I was honored to see recently that Nijay Gupta (George Fox University) named Jesus against the Scribal Elite an honorable mention for his best new Jesus/Gospels book for 2014. He had reviewed the book back in August on the Crux Sola blog that he authors with Christopher Skinner.
As Anthony already noted, Greg Carey wrote a thoughtful and careful review of the book at Christian Century, for which I am grateful also. I especially liked this line: "Keith writes with the charm of an excellent classroom teacher: always clear, occasionally hip, and sometimes a little geeky." I'm honored at such a description.
I'm also appreciative of the review that Horacio Vela of University of the Incarnate Word published in Choice 52.5 (2015). He highly recommended the book and, though (rightly) noting that there might be disagreement over the "memory approach" methodology, says: "Keith creates a plausible account of a conflict rooted in Jewish social and religious practices that culminated in Jesus' death at the hands of Roman authorities. This book serves as a great introduction to studies of ancient literacy and historical Jesus research for theology/religion courses at the undergraduate/graduate level."
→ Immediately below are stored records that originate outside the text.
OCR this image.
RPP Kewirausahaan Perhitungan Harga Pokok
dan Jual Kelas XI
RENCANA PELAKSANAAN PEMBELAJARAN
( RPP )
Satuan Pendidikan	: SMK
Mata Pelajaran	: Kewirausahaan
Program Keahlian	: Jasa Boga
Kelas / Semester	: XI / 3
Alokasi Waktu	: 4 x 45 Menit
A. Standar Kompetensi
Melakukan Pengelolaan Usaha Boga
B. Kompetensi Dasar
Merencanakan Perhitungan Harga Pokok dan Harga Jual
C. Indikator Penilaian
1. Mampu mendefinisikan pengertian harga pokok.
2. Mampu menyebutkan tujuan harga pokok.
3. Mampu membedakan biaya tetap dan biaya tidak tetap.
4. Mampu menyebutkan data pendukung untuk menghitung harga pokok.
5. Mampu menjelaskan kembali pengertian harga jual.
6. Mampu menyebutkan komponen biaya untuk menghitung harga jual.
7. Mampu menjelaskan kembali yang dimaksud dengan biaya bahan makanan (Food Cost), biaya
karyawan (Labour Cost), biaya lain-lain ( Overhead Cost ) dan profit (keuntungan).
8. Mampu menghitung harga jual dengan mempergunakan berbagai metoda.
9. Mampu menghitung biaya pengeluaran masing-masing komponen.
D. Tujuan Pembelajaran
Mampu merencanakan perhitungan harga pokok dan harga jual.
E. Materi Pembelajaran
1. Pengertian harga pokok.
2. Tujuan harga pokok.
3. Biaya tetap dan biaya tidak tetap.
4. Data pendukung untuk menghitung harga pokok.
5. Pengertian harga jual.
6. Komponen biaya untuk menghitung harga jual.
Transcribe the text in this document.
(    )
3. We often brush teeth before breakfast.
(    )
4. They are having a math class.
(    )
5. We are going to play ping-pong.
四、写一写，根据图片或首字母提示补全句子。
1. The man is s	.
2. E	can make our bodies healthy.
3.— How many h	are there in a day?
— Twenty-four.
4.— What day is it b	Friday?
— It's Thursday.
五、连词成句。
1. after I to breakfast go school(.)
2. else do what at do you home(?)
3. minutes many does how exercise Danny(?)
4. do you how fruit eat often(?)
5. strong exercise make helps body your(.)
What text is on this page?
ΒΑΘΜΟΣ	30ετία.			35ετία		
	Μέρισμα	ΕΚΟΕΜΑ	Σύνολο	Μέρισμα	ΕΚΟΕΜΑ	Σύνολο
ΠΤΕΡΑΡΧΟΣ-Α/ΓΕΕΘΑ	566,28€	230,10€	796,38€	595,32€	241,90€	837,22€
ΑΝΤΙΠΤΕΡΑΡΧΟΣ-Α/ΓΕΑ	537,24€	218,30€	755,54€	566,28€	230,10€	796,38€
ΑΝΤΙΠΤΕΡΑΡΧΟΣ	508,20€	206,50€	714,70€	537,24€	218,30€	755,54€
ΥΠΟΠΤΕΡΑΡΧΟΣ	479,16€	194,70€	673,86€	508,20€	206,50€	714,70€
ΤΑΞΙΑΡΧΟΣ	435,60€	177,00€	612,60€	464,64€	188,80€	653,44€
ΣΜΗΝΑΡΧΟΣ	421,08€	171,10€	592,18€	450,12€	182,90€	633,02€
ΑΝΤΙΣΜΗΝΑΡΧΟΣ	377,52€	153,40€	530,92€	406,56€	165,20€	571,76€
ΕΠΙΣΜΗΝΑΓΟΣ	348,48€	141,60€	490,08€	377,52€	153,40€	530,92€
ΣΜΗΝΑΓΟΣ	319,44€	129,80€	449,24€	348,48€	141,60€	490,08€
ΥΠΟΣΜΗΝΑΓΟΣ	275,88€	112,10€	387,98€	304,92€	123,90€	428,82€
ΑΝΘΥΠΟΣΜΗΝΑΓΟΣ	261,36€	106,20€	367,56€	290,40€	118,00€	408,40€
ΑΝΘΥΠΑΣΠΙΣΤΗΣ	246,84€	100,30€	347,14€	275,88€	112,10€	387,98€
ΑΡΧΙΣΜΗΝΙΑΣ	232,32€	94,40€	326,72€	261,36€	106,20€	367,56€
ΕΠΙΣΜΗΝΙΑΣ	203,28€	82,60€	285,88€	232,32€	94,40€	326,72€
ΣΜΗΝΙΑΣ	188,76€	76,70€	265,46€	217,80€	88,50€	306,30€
There was also a critical review appearing in the most recent volume of the Journal of the Evangelical Theological Society by Brian Wright, a PhD student at Ridley Melbourne College of Mission and Ministry. I raised my eyebrow a bit when Wright told his readers that I've previously written two monographs arguing that the historical Jesus was "not a scribal-literate teacher," since my first monograph has nothing to do with the historical Jesus and argues that the author of the story of the woman caught in adultery seems to think Jesus was literate. Wright praises aspects of Jesus against the Scribal Elite, but faults me for having failed to include some bibliographical items and not responded to prior criticisms of my other books in this book since it deals with some of the same content. I suppose that's fair enough, but those criticisms hadn't changed my mind on the pertinent issues and I didn't think a textbook was the place to engage in line-by-line response anyway; otherwise I'd never have gotten on to the book itself or kept it at the level it was intended. I have addressed and am actively addressing those criticisms in other contexts, such as here, here, and here. He also seems frustrated that, from the pile of publications that have come out since my last monograph, I cited positively Anthony Le Donne and Rafael Rodriguez. I'm not sure if he's trying to create the impression that I only cited my buddies, but he failed to note that I also include Dagmar Winter, Dale Allison, Loren Stuckenbruck, and Mark Goodacre, most all the contributors to Jesus, Criteria, and the Demise of Authenticity. The really odd criticism, though, was when he faulted me for not interacting in this book with Von Rom nach Bagdad, a Mohr Siebeck book on ancient education that was published in August 2013. As anyone who has published a book knows, though, a book comes out anywhere between (usually) 8 and 12 months from when you submit the final form to the press. In the case of Jesus against the Scribal Elite, it was actually 14 months. I submitted the book to the press at the beginning of February 2013 and it was published in April of 2014. So I submitted the manuscript six months before Von Rom nach Bagdad had even been published. What can I say? Yes, indeed, I did fail to cite a book that had not yet been published.
I remain grateful to Wright for highlighting some positives of the book, though, as well as his constructive suggestions, and thank the other reviewers along with Wright for taking time to read the book in the first place.